MVヒロイン(モバイル)が、現代のノートPC位の大きさの1970年代半ばのカセットテープレコーダーを肩から下げていることやブラウン管TV等は、1970年代末位から1980年代にかけてのソウル、ブラコン調の音楽のヴィンテージ感を演出する小道具です。
ちなみに、The ParkinsonのKarn(MVヒーロー、そんな言い方ありますかね?)はBNK48のモバイル推しであるとタイポップス探検家の山麓園太郎さんがPOLYCATのNaのインタビューで聞き出しています。
<引用>
>Na : モバイルだね。僕のファンだって言ってる。あ、SPICY DISCのアーティストでThe Parkinsonって知ってる?
>山麓 : うん。大人のソウル、って感じで好きだよ。
>Na : 彼がモバイルの大ファンでさ。僕、彼に嫉妬されて「なんでお前だ~!」って首絞められたんだよ(笑)
>山麓 : あんな渋い曲演ってるのに!(笑)BNK48って、本当に社会現象なんだね・・・。
<引用終>
実際の年代でいうと1970年代半ごろのポータブルカセットテープレコーダーがヒロインの小道具(カラオケ練習用機材)として用いられています。時代考証はズレてますが、細かいことは気にしない。10代、20代に、『ノスタルジック感』を感じてもらえればOKです。Can NayikaのMVでは、1980年代半ばのポータブルカセット(ウォークマン式)が使われていました。
基本的にMVでは、テレビはブラウン管、オーディオはカセットテープというのがデフォで、ヴィンテージ(現代ではないいつか)感を表現しています。
◆The Parkinson - แค่นี้...พอ (Present) | (OFFICIAL MV)
◆Prince「Do Me, Baby」
1981年の『殿下』の名曲。1986年のメリッサ・モーガンのカバーも有名。ブラコンによくある曲調で、『型』みたいなものでしょうか。男声ファルセット(裏声)ボーカルは、ソウル(アメリカの黒人音楽)に典型的な唱法です。
https://www.youtube.com/watch?v=MXvhLakjMqo
◆Can Nayika - สุดท้ายก็เธอ [Official MV]
元BNK48一期生のCan Nayika。タイ・バンコクのポップスのMVでは音楽再生環境小道具はカセットがデフォ?
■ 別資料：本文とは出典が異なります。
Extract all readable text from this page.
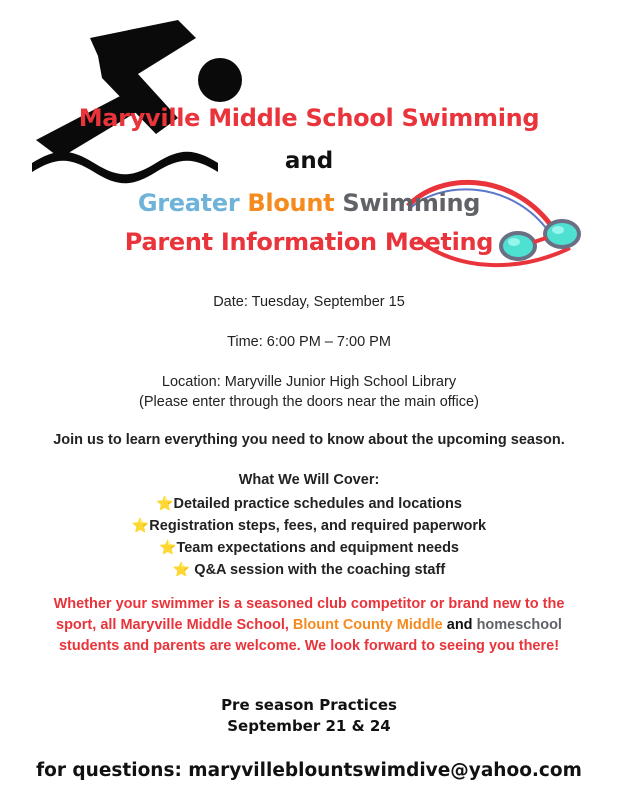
Maryville Middle School Swimming
and
Greater Blount Swimming
Parent Information Meeting
Date: Tuesday, September 15
Time: 6:00 PM – 7:00 PM
Location: Maryville Junior High School Library
(Please enter through the doors near the main office)
Join us to learn everything you need to know about the upcoming season.
What We Will Cover:
⭐Detailed practice schedules and locations
⭐Registration steps, fees, and required paperwork
⭐Team expectations and equipment needs
⭐ Q&A session with the coaching staff
Whether your swimmer is a seasoned club competitor or brand new to the
sport, all Maryville Middle School, Blount County Middle and homeschool
students and parents are welcome. We look forward to seeing you there!
Pre season Practices
September 21 & 24
for questions: maryvilleblountswimdive@yahoo.com
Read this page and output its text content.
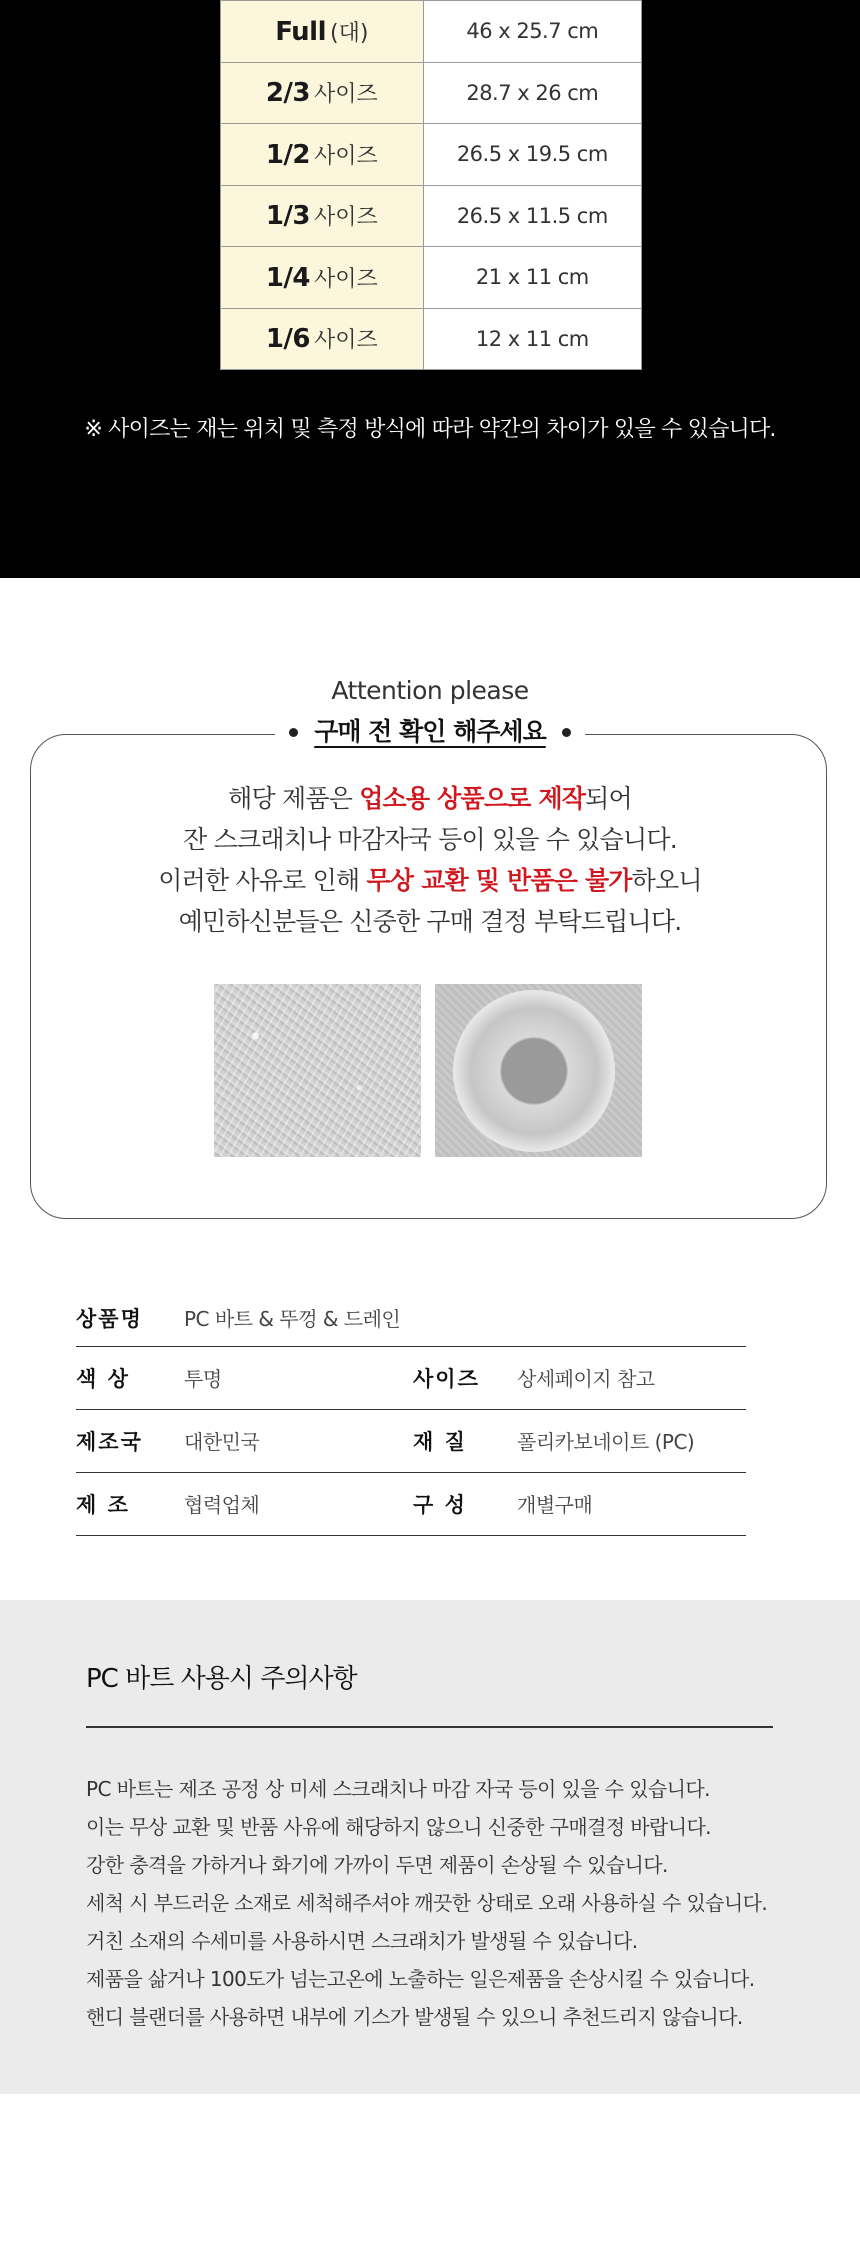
Full (대)	46 x 25.7 cm
2/3 사이즈	28.7 x 26 cm
1/2 사이즈	26.5 x 19.5 cm
1/3 사이즈	26.5 x 11.5 cm
1/4 사이즈	21 x 11 cm
1/6 사이즈	12 x 11 cm

※ 사이즈는 재는 위치 및 측정 방식에 따라 약간의 차이가 있을 수 있습니다.

Attention please

구매 전 확인 해주세요

해당 제품은 업소용 상품으로 제작되어

잔 스크래치나 마감자국 등이 있을 수 있습니다.

이러한 사유로 인해 무상 교환 및 반품은 불가하오니

예민하신분들은 신중한 구매 결정 부탁드립니다.

상품명	PC 바트 & 뚜껑 & 드레인		
색 상	투명	사이즈	상세페이지 참고
제조국	대한민국	재 질	폴리카보네이트 (PC)
제 조	협력업체	구 성	개별구매
PC 바트 사용시 주의사항
PC 바트는 제조 공정 상 미세 스크래치나 마감 자국 등이 있을 수 있습니다.
이는 무상 교환 및 반품 사유에 해당하지 않으니 신중한 구매결정 바랍니다.
강한 충격을 가하거나 화기에 가까이 두면 제품이 손상될 수 있습니다.
세척 시 부드러운 소재로 세척해주셔야 깨끗한 상태로 오래 사용하실 수 있습니다.
거친 소재의 수세미를 사용하시면 스크래치가 발생될 수 있습니다.
제품을 삶거나 100도가 넘는고온에 노출하는 일은제품을 손상시킬 수 있습니다.
핸디 블랜더를 사용하면 내부에 기스가 발생될 수 있으니 추천드리지 않습니다.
◆เพ้อ (YOU) - Jetset'er [Official MV]
Jetset'erもソウル、ブラコン。芸能人の等身大カンバン(タイの芸能人応援文化?のようです。)を脇に抱え持ち運ぶ演出が共通していますね。
台湾タイハーフの人気モデルEmmaはMV出演後、タイの新世代アイドルグループCmCafeの人気メンバーとなり実際にアイドルとして活躍しています。